Q: Tell me more about why CHS changed its mind about building the fertilizer plant in North Dakota, which you've been considering for several years.
A: What became apparent over the past 12 months or so was two things. First, the water solution that we were looking at was imperfect. We got groundwater permits that specified if there were a period of prolonged drought, we'd have restrictions on use of that water. And you can't invest several billion dollars and have that kind of a condition. Second, we were looking at continually escalating costs in our own internal estimates, and we were looking at what was happening with plants being built by others, and their costs were escalating. At the end of the day, it made sense to make the investment in CF Nitrogen. They do this for a living, their plants are up and running, and it was just a lot different profile of risk and reward and gave us access to those economics much, much sooner for our owners than what building and running a single plant would have done for us down the road.
Q: What are the financial implications of the decision?
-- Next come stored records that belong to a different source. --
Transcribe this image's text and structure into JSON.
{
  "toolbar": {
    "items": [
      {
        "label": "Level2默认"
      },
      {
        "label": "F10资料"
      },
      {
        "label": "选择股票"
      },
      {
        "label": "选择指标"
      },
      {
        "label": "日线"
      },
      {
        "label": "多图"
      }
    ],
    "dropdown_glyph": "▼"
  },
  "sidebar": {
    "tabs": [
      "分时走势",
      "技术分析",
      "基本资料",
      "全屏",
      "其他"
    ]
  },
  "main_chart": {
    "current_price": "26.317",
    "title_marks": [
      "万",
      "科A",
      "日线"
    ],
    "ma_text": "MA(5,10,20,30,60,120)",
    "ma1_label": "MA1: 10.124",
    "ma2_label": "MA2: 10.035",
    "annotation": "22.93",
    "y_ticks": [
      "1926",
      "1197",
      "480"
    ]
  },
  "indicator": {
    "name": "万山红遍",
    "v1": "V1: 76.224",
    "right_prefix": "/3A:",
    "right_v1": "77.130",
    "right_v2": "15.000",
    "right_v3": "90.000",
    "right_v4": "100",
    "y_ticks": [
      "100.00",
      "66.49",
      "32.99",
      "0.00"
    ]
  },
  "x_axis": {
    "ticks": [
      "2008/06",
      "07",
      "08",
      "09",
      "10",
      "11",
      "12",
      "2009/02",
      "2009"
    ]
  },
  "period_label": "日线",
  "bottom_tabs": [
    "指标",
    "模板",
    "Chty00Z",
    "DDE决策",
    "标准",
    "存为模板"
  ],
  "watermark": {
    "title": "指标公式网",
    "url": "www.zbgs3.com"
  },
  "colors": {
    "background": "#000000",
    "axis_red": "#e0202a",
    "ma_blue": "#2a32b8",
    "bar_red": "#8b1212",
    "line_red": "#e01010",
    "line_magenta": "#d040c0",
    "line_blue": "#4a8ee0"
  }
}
A: We had about $135 million invested in the project, and about $50 million of that had been expensed along the way. About $85 million had been capitalized on the balance sheet, and basically we'll just write that investment off after we do some analysis. We still own the real estate and some of the investment may be salvageable, but the bulk of it will be written off since we're not pursuing the project.
Q: CHS has not been doing as well this year financially after several very good years, with 26 percent lower earnings and 19 percent lower sales in the first nine months, compared with the same period in fiscal 2014. What's been happening?
A: We're looking at a commodity market that's not particularly strong. Commodity prices are low, and farmers have wanted to hold on to grain and not move it. And, of course, as their condition or position changes, there'll be more grain in the market. Crude oil differentials are lower than what they've been as the crude prices have decreased, and that affects refining margins as well. So for the two core pillars of the business, on the agriculture side and the energy side, they are both in a down cycle. If you look at our earnings through three quarters of the year, at $649 million, it's true that they're not tracking where we were last year. But I'd also point out that five years ago this company didn't make $649 million in a full year. So I guess things are relative from that perspective.
Q: What are you hearing from crop farmers regarding commodity prices and whether they'll make profits this year?